Derrière elle je remarque le jeune homme moqueur de la veille. Il me semble qu’il ne m’a pas vue, j’en profite pour le détailler discrètement. Je me veux analytique, pour éviter que des émotions trop fortes ne viennent ancrer ce pauvre innocent dans mes rêves. 

Quelle poisse, il est vraiment beau. 

L’air sérieux mais le regard espiègle il porte bien sa petite trentaine. Ses cheveux bruns sont légèrement ondulés et un épi jure avec sa tenue soignée : manteau de laine droit et écharpe noire en cachemire. Il porte une serviette en cuir qui me fait m’interroger sur ce qu’il fait dans la vie. 

Les rares étudiants que je croise avec cette maroquinerie ont un âge bien plus avancé ou un air bien moins séduisant. Je trie mes hypothèses et conclus qu’il doit exercer une profession intellectuelle qui exige suffisamment de sérieux pour devoir soigner son apparence mais pas assez pour devoir mettre un costume. Probablement un juriste ou un professeur de lycée. 

La file avance progressivement et je sors. Dans la rue le jeune homme marche devant moi et je continue de l’examiner. 

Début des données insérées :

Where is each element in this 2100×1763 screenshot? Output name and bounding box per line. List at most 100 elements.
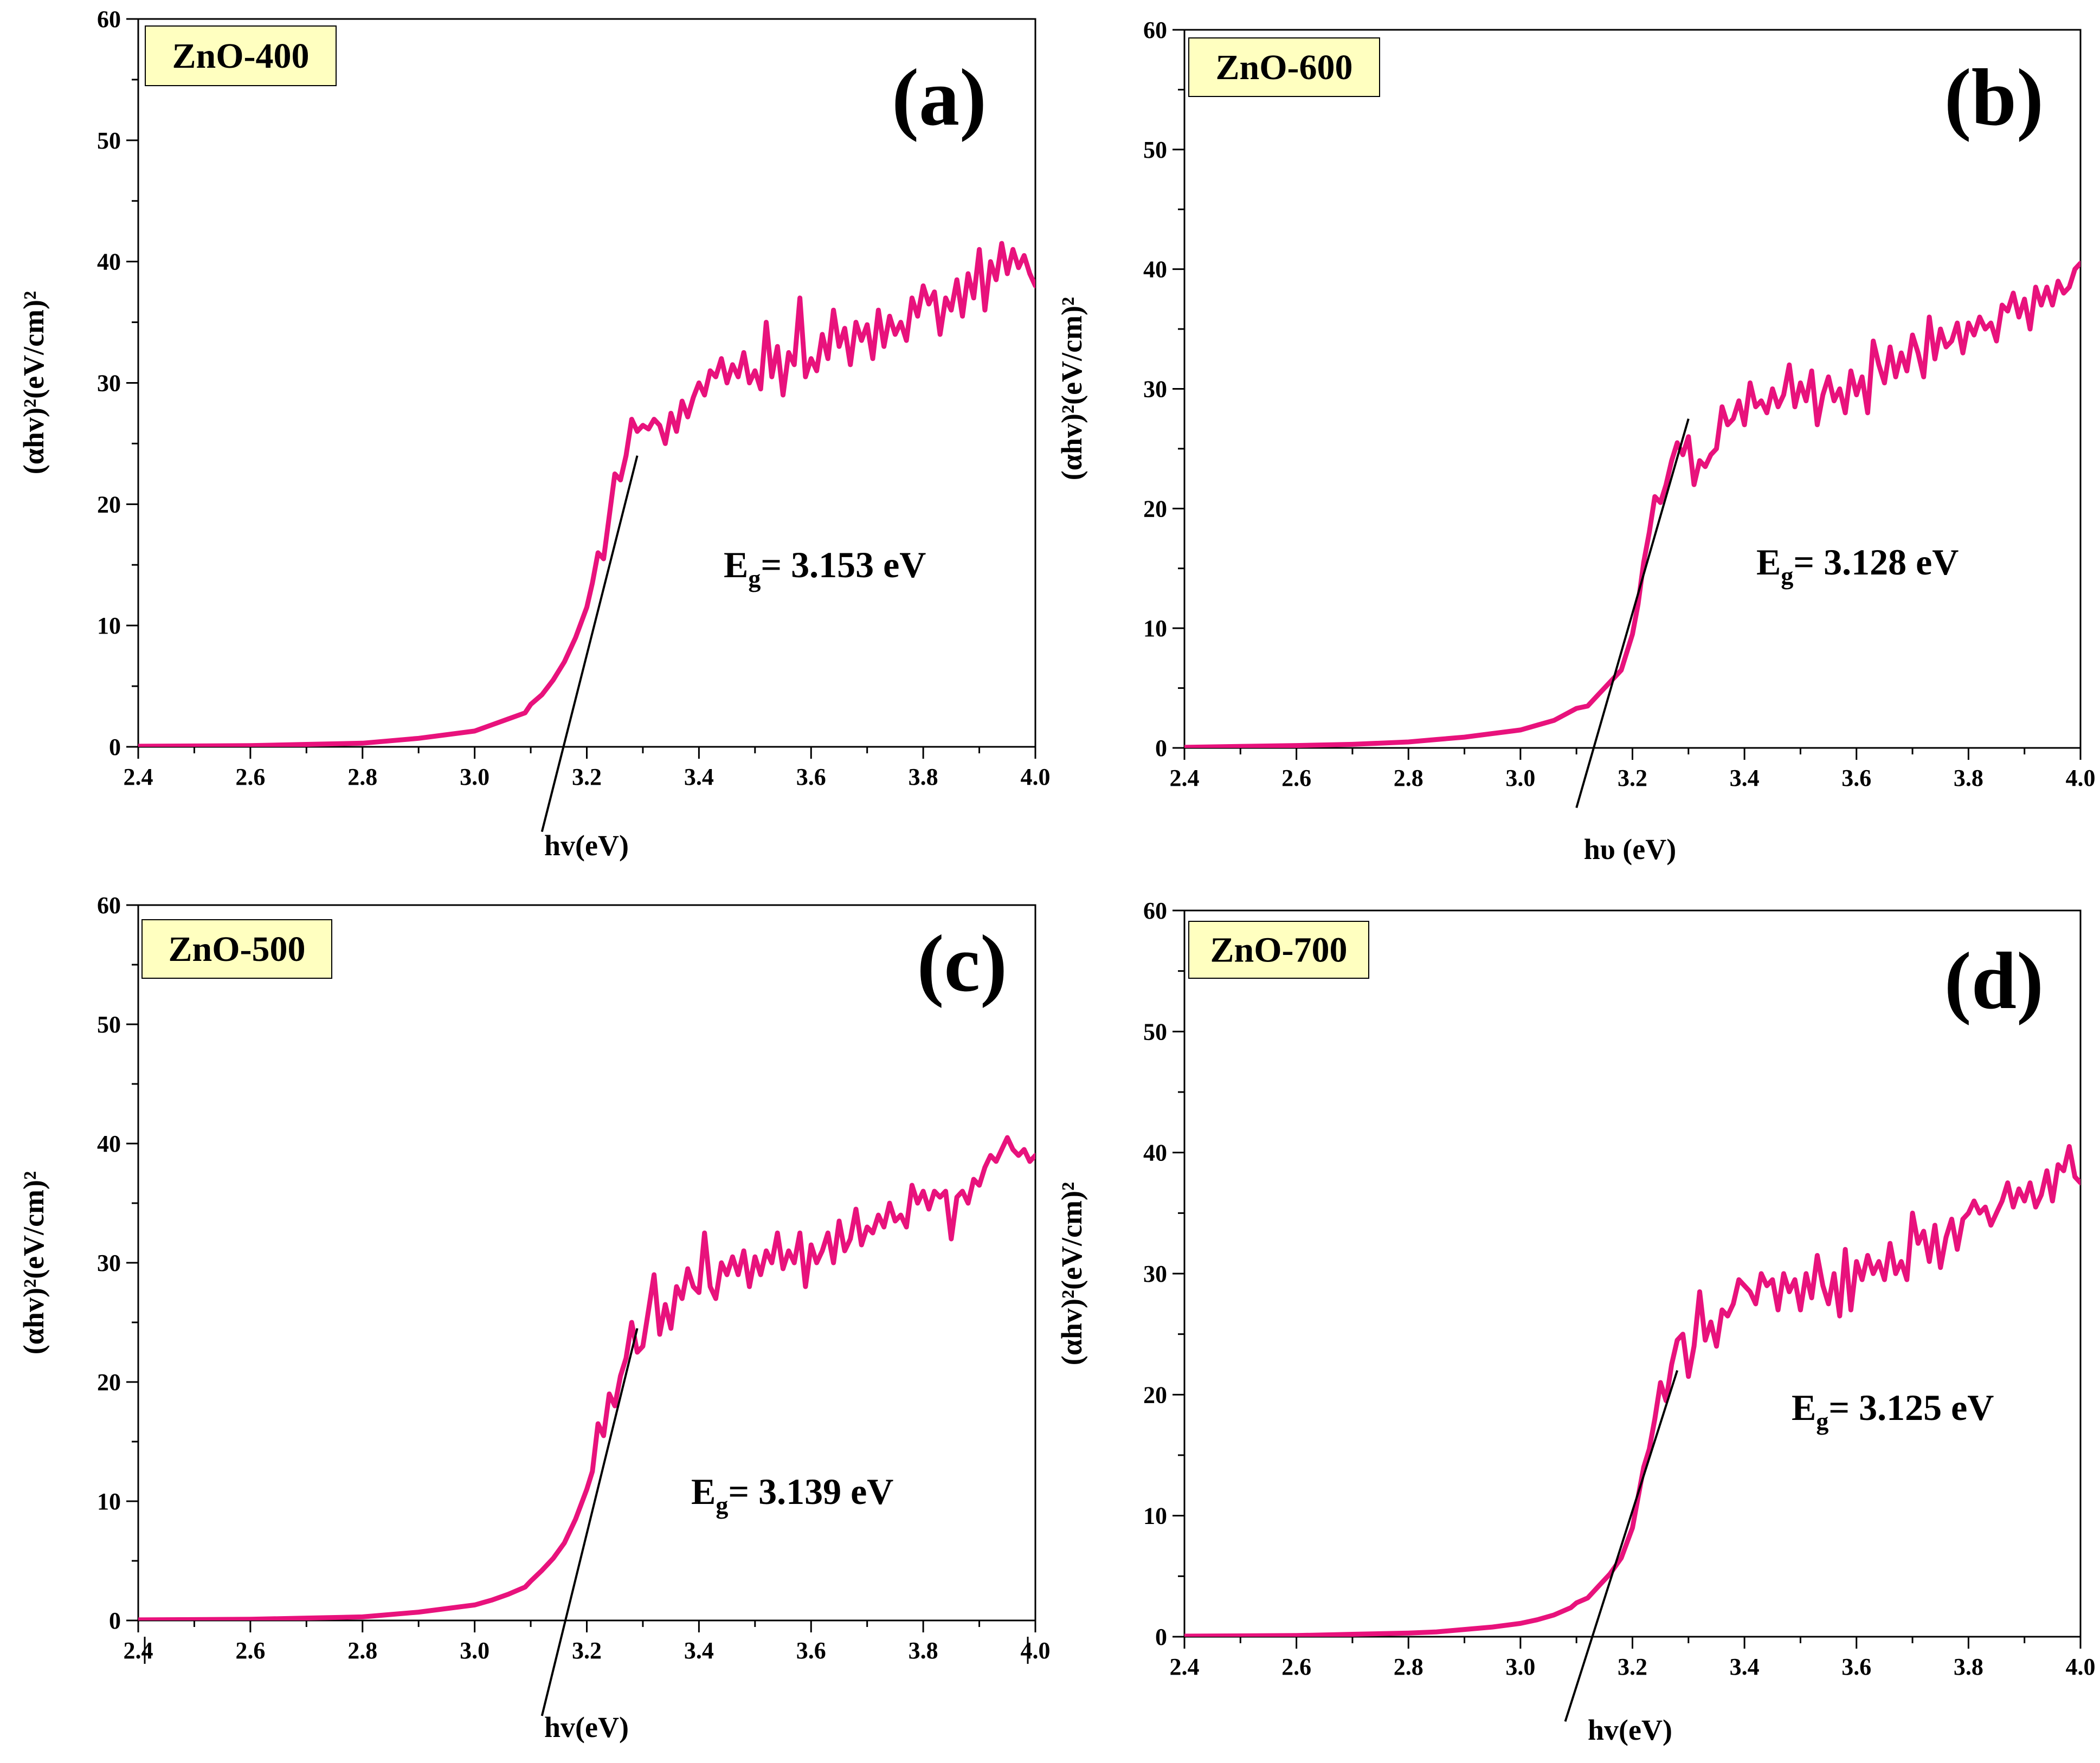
- x-tick-label: 3.6: [1841, 765, 1871, 791]
- y-tick-label: 20: [1143, 1381, 1167, 1408]
- y-tick-label: 60: [97, 892, 121, 919]
- x-tick-label: 2.8: [347, 764, 377, 790]
- x-tick-label: 3.0: [1505, 765, 1535, 791]
- chart-panel-3: 2.4 2.6 2.8 3.0 3.2 3.4 3.6 3.8 4.0 0 10 20 30 40 50 60…: [17, 892, 1051, 1743]
- sample-label-box: [141, 919, 332, 979]
- chart-panel-2: 2.4 2.6 2.8 3.0 3.2 3.4 3.6 3.8 4.0 0 10 20 30 40 50 60…: [1055, 17, 2096, 866]
- y-axis-label: (αhv)²(eV/cm)²: [1055, 1182, 1088, 1365]
- band-gap-subscript: g: [1781, 562, 1793, 590]
- x-tick-label: 3.0: [1505, 1654, 1535, 1680]
- data-series-line: [138, 241, 1035, 747]
- x-tick-label: 2.4: [1170, 1654, 1200, 1680]
- y-tick-label: 0: [109, 734, 121, 760]
- x-tick-label: 4.0: [1021, 1637, 1051, 1664]
- tangent-line: [540, 1328, 639, 1716]
- x-tick-label: 3.8: [909, 764, 938, 790]
- x-tick-label: 3.2: [1618, 765, 1647, 791]
- band-gap-value: = 3.125 eV: [1828, 1387, 1994, 1428]
- y-tick-label: 10: [97, 612, 121, 639]
- sample-label-box: [145, 25, 337, 86]
- y-tick-label: 20: [1143, 495, 1167, 522]
- y-tick-label: 50: [97, 1011, 121, 1038]
- y-tick-label: 20: [97, 491, 121, 518]
- band-gap-value: = 3.128 eV: [1793, 541, 1959, 583]
- y-tick-label: 50: [1143, 137, 1167, 163]
- x-tick-label: 3.8: [1954, 1654, 1983, 1680]
- plot-frame: [137, 904, 1036, 1622]
- band-gap-annotation: Eg= 3.153 eV: [724, 544, 926, 592]
- sample-label: ZnO-400: [172, 36, 309, 76]
- chart-panel-1: 2.4 2.6 2.8 3.0 3.2 3.4 3.6 3.8 4.0 0 10 20 30 40 50 60…: [17, 6, 1051, 862]
- x-tick-label: 3.0: [460, 1637, 489, 1664]
- y-tick-label: 30: [97, 1250, 121, 1276]
- y-tick-label: 10: [1143, 615, 1167, 642]
- y-tick-label: 40: [97, 1131, 121, 1157]
- x-tick-label: 3.6: [796, 1637, 826, 1664]
- x-tick-label: 3.8: [909, 1637, 938, 1664]
- data-series-line: [1184, 1144, 2080, 1637]
- x-tick-label: 2.8: [1394, 1654, 1423, 1680]
- y-tick-label: 40: [1143, 1140, 1167, 1166]
- x-tick-label: 3.2: [572, 764, 602, 790]
- x-tick-label: 3.6: [796, 764, 826, 790]
- panel-letter: (a): [892, 53, 987, 143]
- band-gap-annotation: Eg= 3.139 eV: [691, 1471, 893, 1519]
- x-tick-label: 2.8: [1394, 765, 1423, 791]
- x-tick-label: 4.0: [2066, 765, 2096, 791]
- x-tick-label: 2.6: [1281, 1654, 1311, 1680]
- band-gap-subscript: g: [716, 1491, 728, 1519]
- x-tick-label: 3.2: [1618, 1654, 1647, 1680]
- y-tick-label: 0: [109, 1607, 121, 1634]
- sample-label: ZnO-700: [1210, 931, 1347, 970]
- sample-label: ZnO-500: [168, 929, 305, 969]
- x-tick-label: 3.4: [1730, 765, 1760, 791]
- x-tick-label: 3.4: [684, 1637, 714, 1664]
- panel-letter: (d): [1944, 936, 2044, 1026]
- band-gap-symbol: E: [1792, 1387, 1816, 1428]
- band-gap-value: = 3.153 eV: [761, 544, 926, 585]
- band-gap-value: = 3.139 eV: [728, 1471, 893, 1512]
- x-tick-label: 2.6: [235, 764, 265, 790]
- x-tick-label: 3.4: [684, 764, 714, 790]
- chart-panel-4: 2.4 2.6 2.8 3.0 3.2 3.4 3.6 3.8 4.0 0 10 20 30 40 50 60…: [1055, 897, 2096, 1746]
- x-axis-label: hv(eV): [1588, 1714, 1672, 1746]
- y-tick-label: 0: [1155, 735, 1167, 761]
- x-tick-label: 3.0: [460, 764, 489, 790]
- sample-label: ZnO-600: [1215, 48, 1352, 87]
- panel-letter: (c): [917, 919, 1007, 1009]
- y-tick-label: 50: [97, 127, 121, 154]
- y-tick-label: 10: [1143, 1503, 1167, 1529]
- y-tick-label: 50: [1143, 1018, 1167, 1045]
- y-tick-label: 30: [97, 370, 121, 397]
- y-tick-label: 40: [97, 249, 121, 275]
- y-tick-label: 60: [1143, 897, 1167, 924]
- x-tick-label: 3.2: [572, 1637, 602, 1664]
- x-tick-label: 2.4: [124, 1637, 153, 1664]
- x-tick-label: 4.0: [2066, 1654, 2096, 1680]
- sample-label-box: [1188, 37, 1380, 97]
- band-gap-symbol: E: [1756, 541, 1781, 583]
- x-tick-label: 2.6: [1281, 765, 1311, 791]
- band-gap-subscript: g: [1816, 1407, 1828, 1435]
- y-tick-label: 20: [97, 1369, 121, 1396]
- band-gap-annotation: Eg= 3.125 eV: [1792, 1387, 1994, 1435]
- data-series-line: [138, 1135, 1035, 1620]
- y-tick-label: 30: [1143, 1261, 1167, 1287]
- y-axis-label: (αhv)²(eV/cm)²: [1055, 297, 1088, 480]
- x-axis-label: hυ (eV): [1584, 833, 1677, 866]
- tangent-line: [540, 455, 639, 832]
- sample-label-box: [1188, 921, 1369, 979]
- x-tick-label: 2.4: [1170, 765, 1200, 791]
- x-tick-label: 2.4: [124, 764, 153, 790]
- x-tick-label: 2.8: [347, 1637, 377, 1664]
- x-tick-label: 4.0: [1021, 764, 1051, 790]
- x-axis-label: hv(eV): [544, 829, 629, 862]
- y-axis-label: (αhv)²(eV/cm)²: [17, 1171, 50, 1354]
- y-tick-label: 10: [97, 1488, 121, 1515]
- x-tick-label: 3.8: [1954, 765, 1983, 791]
- x-axis-label: hv(eV): [544, 1711, 629, 1743]
- y-axis-label: (αhv)²(eV/cm)²: [17, 291, 50, 474]
- y-tick-label: 60: [97, 6, 121, 33]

S’il avait été dans l’informatique il aurait eu une tenue bien plus décontractée et s’il avait été dans la finance une bien plus habillée. Ce ne doit pas être un métier avec un uniforme, il n’aurait pas fait l’effort de s’apprêter, ses cheveux indiquent clairement qu’il n’est pas de nature à se tirer à quatre épingles sans raison.

Je réalise que depuis plusieurs minutes nous marchons dans la même direction. Dans quelle entreprise ou structure des environs pourrait-il travailler ? 

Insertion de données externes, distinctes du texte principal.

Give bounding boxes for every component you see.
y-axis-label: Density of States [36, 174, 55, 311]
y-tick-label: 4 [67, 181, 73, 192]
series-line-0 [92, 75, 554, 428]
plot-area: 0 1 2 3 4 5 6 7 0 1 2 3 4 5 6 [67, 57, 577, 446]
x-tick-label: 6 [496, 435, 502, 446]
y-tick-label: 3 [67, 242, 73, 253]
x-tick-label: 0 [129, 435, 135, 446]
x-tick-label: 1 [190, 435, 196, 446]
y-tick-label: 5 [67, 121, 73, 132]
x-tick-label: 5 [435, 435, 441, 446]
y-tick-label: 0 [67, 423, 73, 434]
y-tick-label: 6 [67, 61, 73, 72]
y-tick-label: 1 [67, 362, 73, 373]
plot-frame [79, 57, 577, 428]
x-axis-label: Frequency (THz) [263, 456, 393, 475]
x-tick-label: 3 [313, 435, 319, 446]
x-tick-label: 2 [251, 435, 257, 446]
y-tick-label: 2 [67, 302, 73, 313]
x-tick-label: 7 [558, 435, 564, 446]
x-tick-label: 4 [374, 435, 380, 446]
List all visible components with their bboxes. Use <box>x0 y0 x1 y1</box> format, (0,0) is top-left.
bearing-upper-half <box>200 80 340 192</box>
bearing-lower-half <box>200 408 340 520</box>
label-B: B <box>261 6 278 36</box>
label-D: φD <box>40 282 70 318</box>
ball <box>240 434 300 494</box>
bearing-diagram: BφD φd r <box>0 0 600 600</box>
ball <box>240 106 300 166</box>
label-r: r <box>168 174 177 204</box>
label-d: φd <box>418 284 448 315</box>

Je le vois finalement entrer dans la faculté. Je reste interloquée. 

Un professeur d’université ? Il semble un peu trop jeune. Un doctorant ? L’accoutrement ne correspond pas à ce qu’on a l’habitude de croiser et en cinq ans je ne l’ai jamais vu ni à la bibliothèque ni à la cafétéria. Si c’était un nouveau bibliothécaire je l’aurais vu hier, s’il était dans l’administration il ne serait pas aussi bien habillé. 

Il prend un chemin opposé à celui du mien et j’hésite à le suivre pour savoir dans quel bâtiment il va.

Mon téléphone vibre alors et me tire de mes réflexions. Je lis le message de Justine :

« Coucou Juliette, j’ai glissé dans ma baignoire ce matin et je me suis cassé la jambe. Je suis aux urgences là, est ce que tu peux émarger pour Claire s’il te plaît ? Elle revient la semaine prochaine de Guadeloupe et je lui avais promis de le faire… »

Ma cible m’a échappé et ma culpabilité me rattrape, aidant ainsi ma décision.

« Ok. Pas de soucis. Bon rétablissement. »

Je range mon téléphone, reste avec mon mystère entier et me dépêche d’aller en cours.